Différent, si différent. Cet univers plongé dans l’étrange effraie les rêves de Xingchen et lui fait craindre l’avenir, songeant au passé. Une vie nouvelle, une page qui se tourne, et le voilà vivant. Vraiment ? N’est-ce pas là une sorte de vie après la mort, l’endroit où l’on se rend lorsque le cœur a cessé de battre ? Tous décédés dans un même geste car tous arrivés au même moment, des questions plein la tête. Mais cessons de philosopher, le papier est en train de sécher cette encre sombre inscrite au pinceau, pure tradition qu’il ne pourrait abandonner. Des recettes sagement notées, des idées qui germent, une expérience à accomplir. Le vent se lève, le soleil disparaît, la rencontre se rapproche et le palpitant mort se fait plus léger. Xingchen a hâte.
Il y a des rencontres qu’on ne peut ignorer. Tous dans ce tanguant bateau, accrochés aux cordages et aux rambardes, ils supportent cette existence de nouveautés qui les laissent sans voix. Mais parfois, les sons se mêlent et des sourires s’échangent. Xingchen ne veut plus être seul. Ça fait trop mal. Tous ces mois, ces années peut-être où il a erré, dépourvu de tout but, la justice au bout de son épée, aveugle, abusé par la douceur d’un homme qui s’est moqué de lui, loin de son ami. Oh, la fin viendra de lui. Mais Xingchen n’a vécu que peu accompagné, heureux lorsque son chemin croisait par hasard une autre route, que les mains se rejoignaient. Il ne peut détester ces souvenirs si douloureux. Le moment où il y croyait, vraiment. Il ne reverra pas Song Lan. Mais Tails, lui, existe ici-bas.
Il a recouvré la vue, leurs regards se sont croisés et il a souri. Ça dure depuis si longtemps, cette petite histoire dans laquelle il avance pas à pas, encore timide, les pieds se posant là où il est sûr de ne pas chuter. C’est un garçon tout simple, si sympathique, une rencontre due au hasard de ses incroyables expéditions. Il a voulu découvrir ce monde, Tails l’a pris par la main. Reconnaissance, amitié sincère qu’il sent poindre sur le côté de son cœur fatigué. Avec ce garçon, il n’a presque plus peur.
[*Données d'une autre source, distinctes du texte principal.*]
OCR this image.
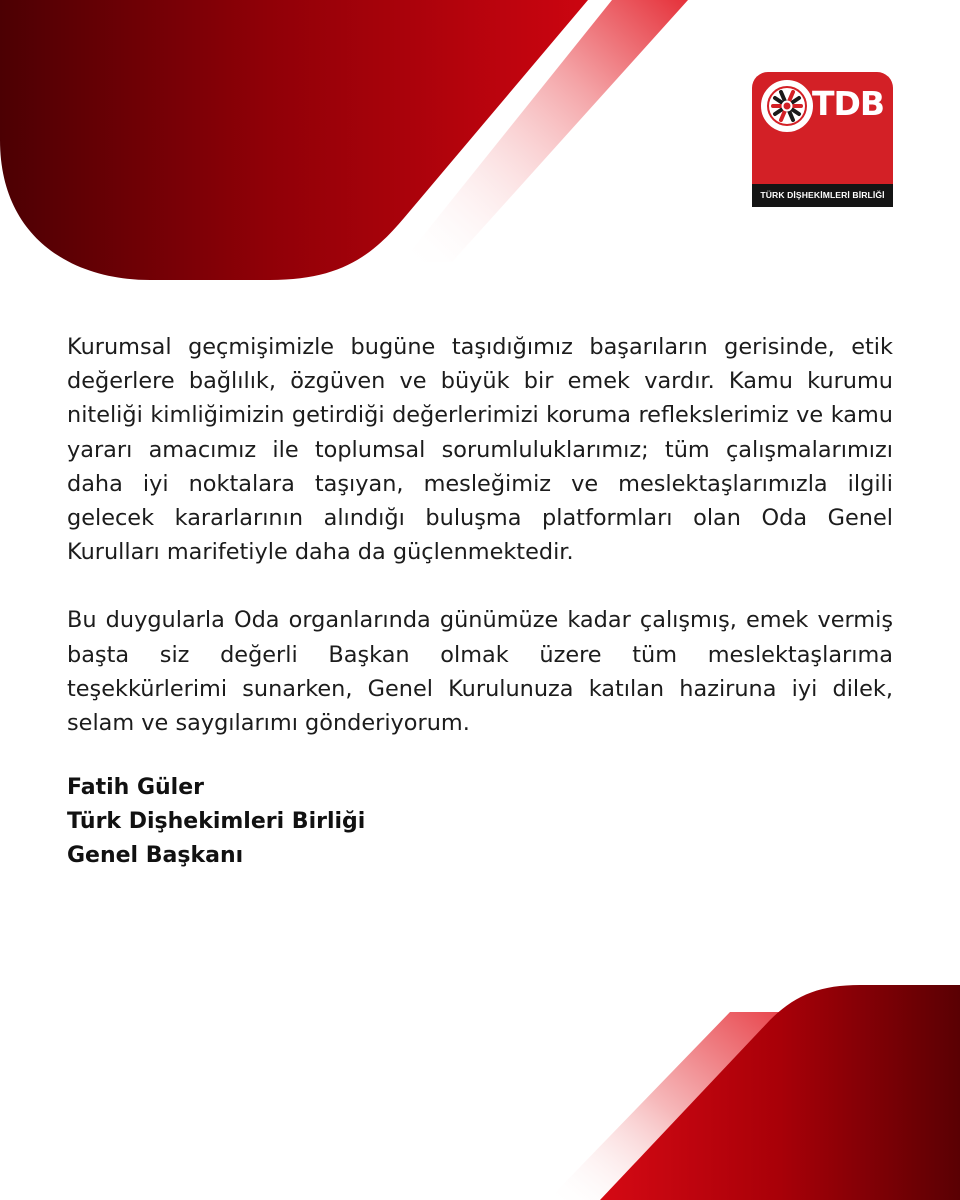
TDB
TÜRK DİŞHEKİMLERİ BİRLİĞİ

Kurumsal geçmişimizle bugüne taşıdığımız başarıların gerisinde, etik değerlere bağlılık, özgüven ve büyük bir emek vardır. Kamu kurumu niteliği kimliğimizin getirdiği değerlerimizi koruma reflekslerimiz ve kamu yararı amacımız ile toplumsal sorumluluklarımız; tüm çalışmalarımızı daha iyi noktalara taşıyan, mesleğimiz ve meslektaşlarımızla ilgili gelecek kararlarının alındığı buluşma platformları olan Oda Genel Kurulları marifetiyle daha da güçlenmektedir.

Bu duygularla Oda organlarında günümüze kadar çalışmış, emek vermiş başta siz değerli Başkan olmak üzere tüm meslektaşlarıma teşekkürlerimi sunarken, Genel Kurulunuza katılan haziruna iyi dilek, selam ve saygılarımı gönderiyorum.

Fatih Güler
Türk Dişhekimleri Birliği
Genel Başkanı
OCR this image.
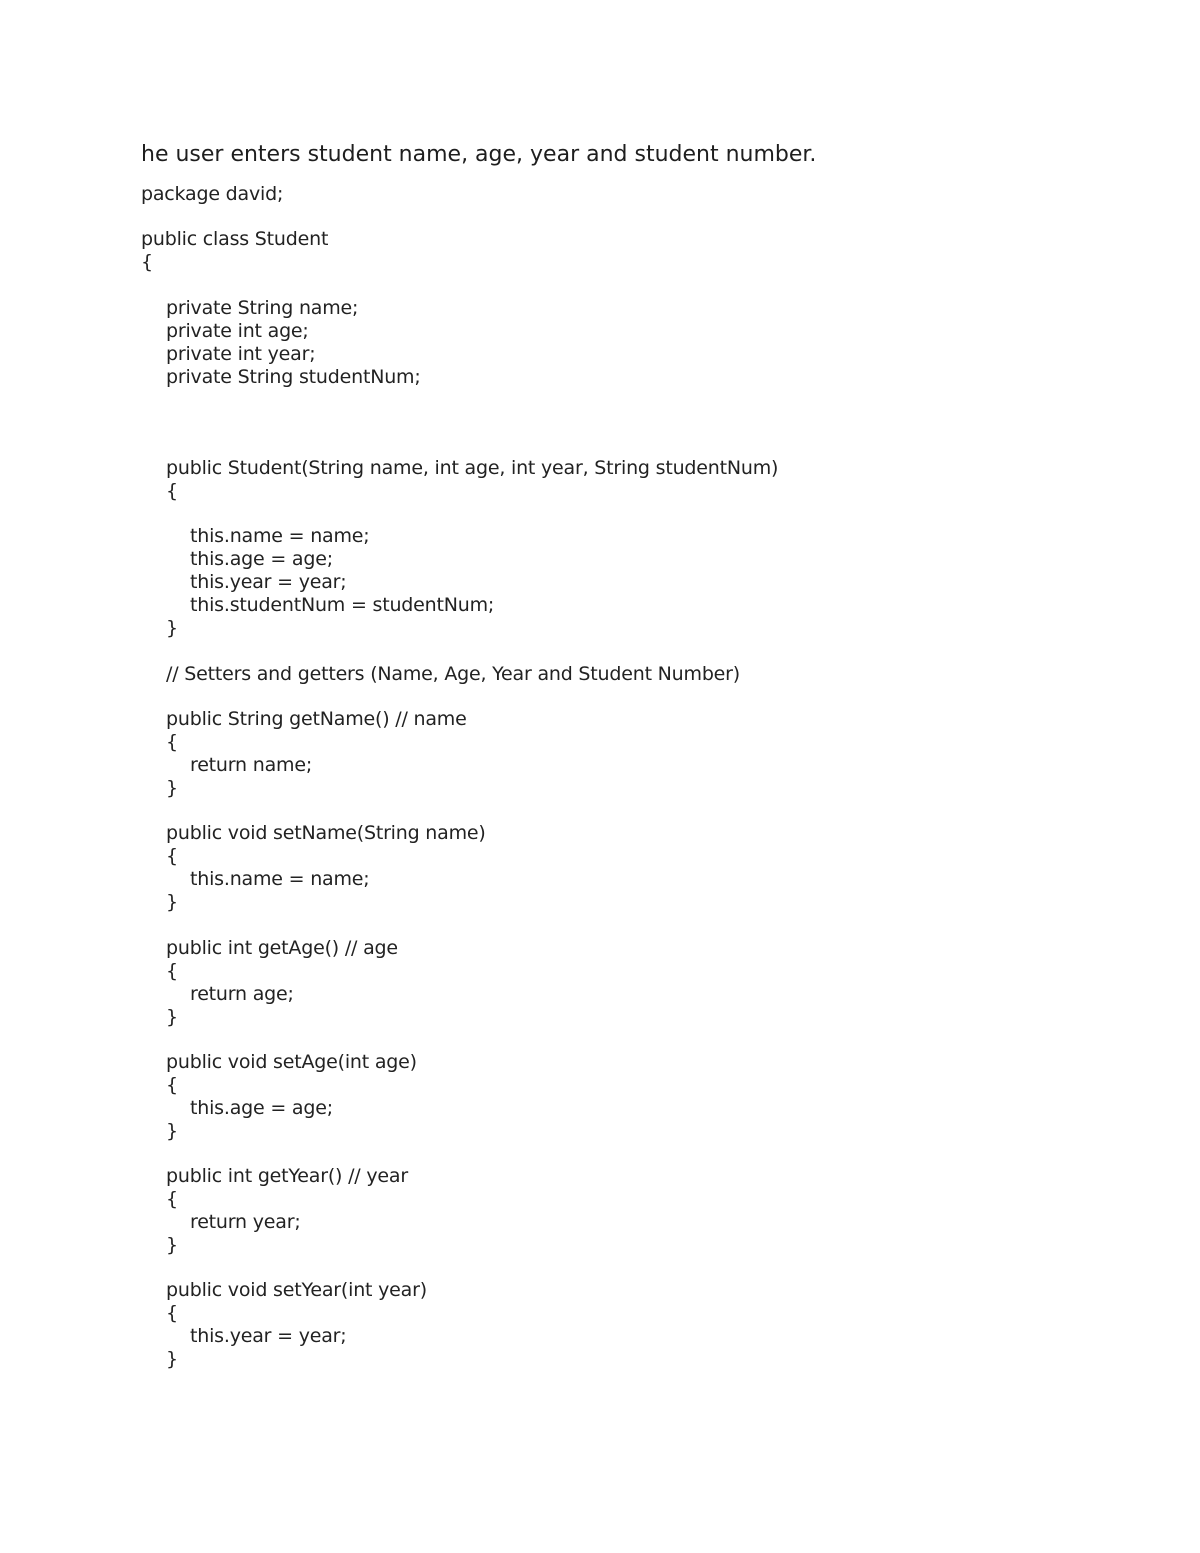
he user enters student name, age, year and student number.
package david;
public class Student
{
private String name;
private int age;
private int year;
private String studentNum;
public Student(String name, int age, int year, String studentNum)
{
this.name = name;
this.age = age;
this.year = year;
this.studentNum = studentNum;
}
// Setters and getters (Name, Age, Year and Student Number)
public String getName() // name
{
return name;
}
public void setName(String name)
{
this.name = name;
}
public int getAge() // age
{
return age;
}
public void setAge(int age)
{
this.age = age;
}
public int getYear() // year
{
return year;
}
public void setYear(int year)
{
this.year = year;
}
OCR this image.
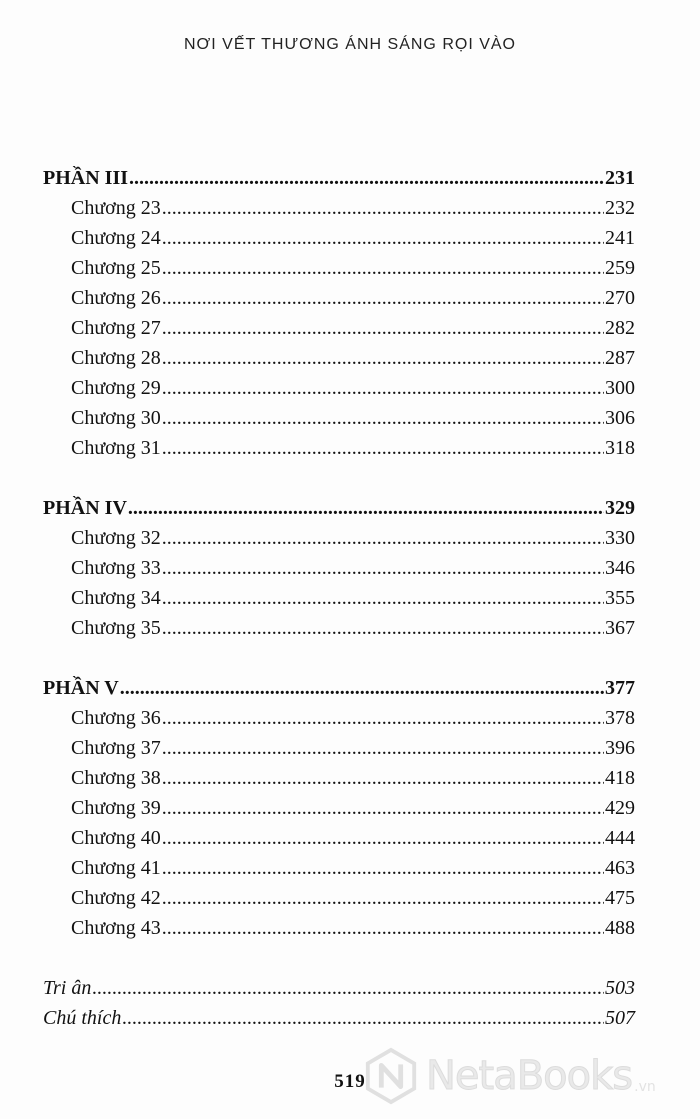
NƠI VẾT THƯƠNG ÁNH SÁNG RỌI VÀO
PHẦN III .....	231
Chương 23 .....	232
Chương 24 .....	241
Chương 25 .....	259
Chương 26 .....	270
Chương 27 .....	282
Chương 28 .....	287
Chương 29 .....	300
Chương 30 .....	306
Chương 31 .....	318
PHẦN IV .....	329
Chương 32 .....	330
Chương 33 .....	346
Chương 34 .....	355
Chương 35 .....	367
PHẦN V .....	377
Chương 36 .....	378
Chương 37 .....	396
Chương 38 .....	418
Chương 39 .....	429
Chương 40 .....	444
Chương 41 .....	463
Chương 42 .....	475
Chương 43 .....	488
Tri ân .....	503
Chú thích .....	507
519	NetaBooks .vn
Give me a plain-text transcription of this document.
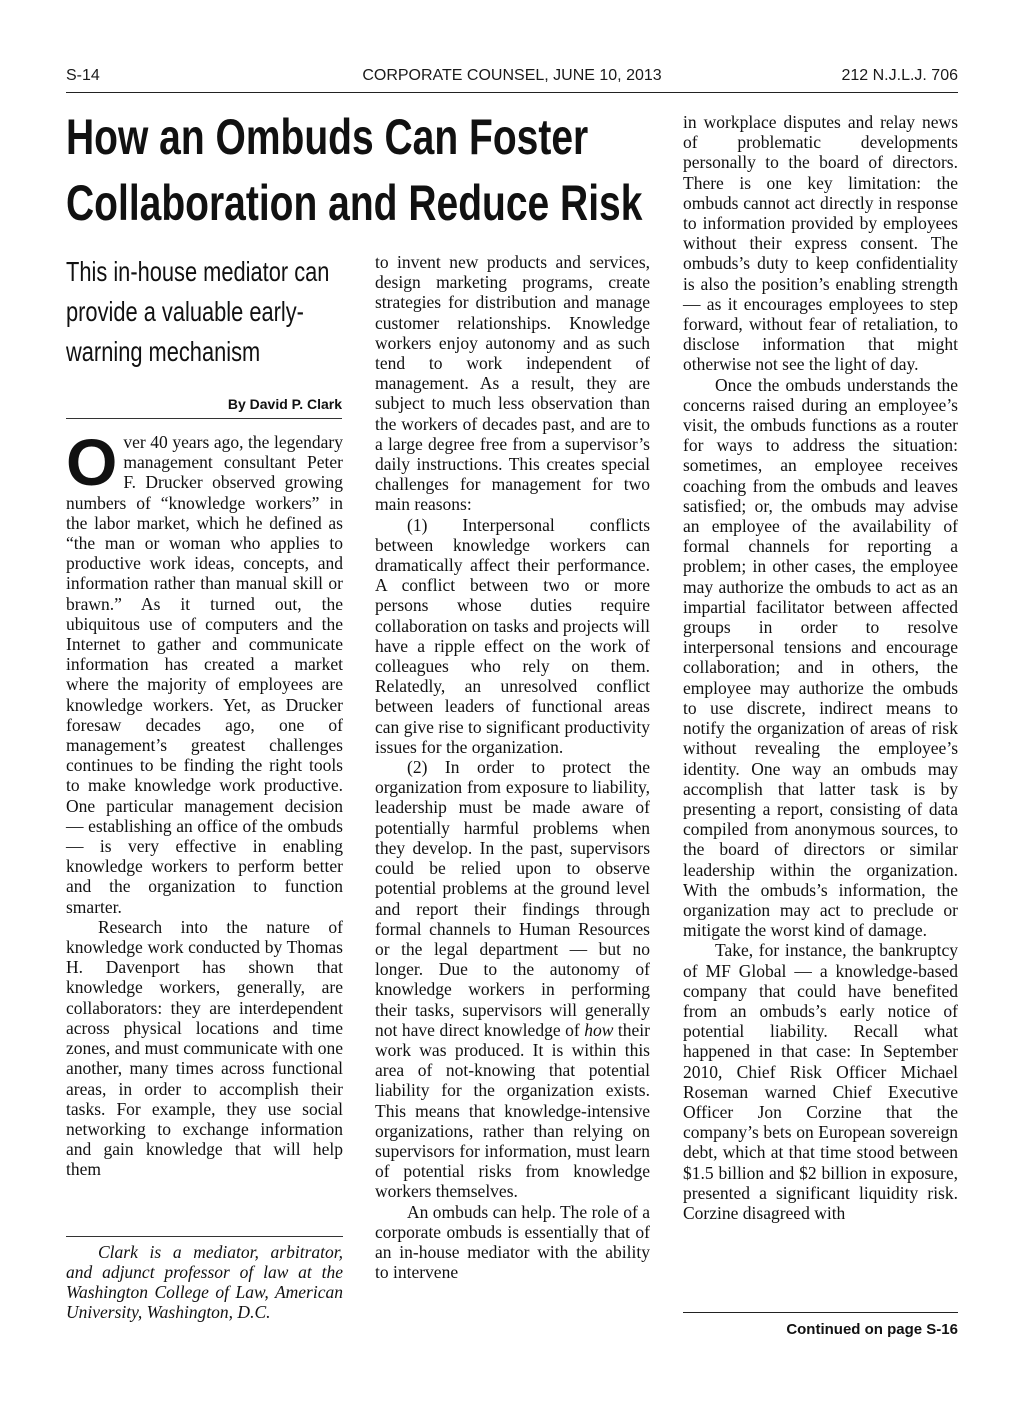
S-14	CORPORATE COUNSEL, JUNE 10, 2013	212 N.J.L.J. 706
How an Ombuds Can Foster
Collaboration and Reduce Risk
This in-house mediator can
provide a valuable early-
warning mechanism
By David P. Clark

Over 40 years ago, the legendary management consultant Peter F. Drucker observed growing numbers of “knowledge workers” in the labor market, which he defined as “the man or woman who applies to productive work ideas, concepts, and information rather than manual skill or brawn.” As it turned out, the ubiquitous use of computers and the Internet to gather and communicate information has created a market where the majority of employees are knowledge workers. Yet, as Drucker foresaw decades ago, one of management’s greatest challenges continues to be finding the right tools to make knowledge work productive. One particular management decision — establishing an office of the ombuds — is very effective in enabling knowledge workers to perform better and the organization to function smarter.

Research into the nature of knowledge work conducted by Thomas H. Davenport has shown that knowledge workers, generally, are collaborators: they are interdependent across physical locations and time zones, and must communicate with one another, many times across functional areas, in order to accomplish their tasks. For example, they use social networking to exchange information and gain knowledge that will help them

Clark is a mediator, arbitrator, and adjunct professor of law at the Washington College of Law, American University, Washington, D.C.

to invent new products and services, design marketing programs, create strategies for distribution and manage customer relationships. Knowledge workers enjoy autonomy and as such tend to work independent of management. As a result, they are subject to much less observation than the workers of decades past, and are to a large degree free from a supervisor’s daily instructions. This creates special challenges for management for two main reasons:

(1) Interpersonal conflicts between knowledge workers can dramatically affect their performance. A conflict between two or more persons whose duties require collaboration on tasks and projects will have a ripple effect on the work of colleagues who rely on them. Relatedly, an unresolved conflict between leaders of functional areas can give rise to significant productivity issues for the organization.

(2) In order to protect the organization from exposure to liability, leadership must be made aware of potentially harmful problems when they develop. In the past, supervisors could be relied upon to observe potential problems at the ground level and report their findings through formal channels to Human Resources or the legal department — but no longer. Due to the autonomy of knowledge workers in performing their tasks, supervisors will generally not have direct knowledge of how their work was produced. It is within this area of not-knowing that potential liability for the organization exists. This means that knowledge-intensive organizations, rather than relying on supervisors for information, must learn of potential risks from knowledge workers themselves.

An ombuds can help. The role of a corporate ombuds is essentially that of an in-house mediator with the ability to intervene

in workplace disputes and relay news of problematic developments personally to the board of directors. There is one key limitation: the ombuds cannot act directly in response to information provided by employees without their express consent. The ombuds’s duty to keep confidentiality is also the position’s enabling strength — as it encourages employees to step forward, without fear of retaliation, to disclose information that might otherwise not see the light of day.

Once the ombuds understands the concerns raised during an employee’s visit, the ombuds functions as a router for ways to address the situation: sometimes, an employee receives coaching from the ombuds and leaves satisfied; or, the ombuds may advise an employee of the availability of formal channels for reporting a problem; in other cases, the employee may authorize the ombuds to act as an impartial facilitator between affected groups in order to resolve interpersonal tensions and encourage collaboration; and in others, the employee may authorize the ombuds to use discrete, indirect means to notify the organization of areas of risk without revealing the employee’s identity. One way an ombuds may accomplish that latter task is by presenting a report, consisting of data compiled from anonymous sources, to the board of directors or similar leadership within the organization. With the ombuds’s information, the organization may act to preclude or mitigate the worst kind of damage.

Take, for instance, the bankruptcy of MF Global — a knowledge-based company that could have benefited from an ombuds’s early notice of potential liability. Recall what happened in that case: In September 2010, Chief Risk Officer Michael Roseman warned Chief Executive Officer Jon Corzine that the company’s bets on European sovereign debt, which at that time stood between $1.5 billion and $2 billion in exposure, presented a significant liquidity risk. Corzine disagreed with

Continued on page S-16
Il a abandonné sa tenue traditionnelle qu’il porte avec fierté lorsqu’il se rend à l’herboristerie, en-dessous de chez lui, pour des vêtements plus conventionnels. Un jeans sombre, un t-shirt blanc. Une veste le protège de la fraîcheur du début de soirée. Il abandonne la sécurité de l’appartement, file dans les rues faiblement éclairées, le regard aux aguets, un sourire fin sur le visage, calme, détendu. Tails… si heureux de le revoir encore une fois. De l’écouter. Il ne s’en lasse pas. Xingchen a oublié comment on aimait les autres. Tout cela est très effrayant, et la trahison guette. Mais ce monde n’est pas mauvais. Il y croit.
Il lui a donné rendez-vous sur un banc au parc, l’esprit rempli de la suite du programme, terriblement prometteur, alléchant. Manger. Encore. Une tradition qui est la leur, leur petit secret. Découvrir des cuisines nouvelles, des restaurants qui timidement ouvrent au grand public. Xingchen et Tails assis à une table, baguettes ou fourchette au creux de la paume, léchage de babines. Il sourit tout seul en les imaginant dévorer un plat nouveau. Il a l’air bête, Xingchen, mais il profite de ce moment de bonheur à songer innocemment qu’il pourrait être bien.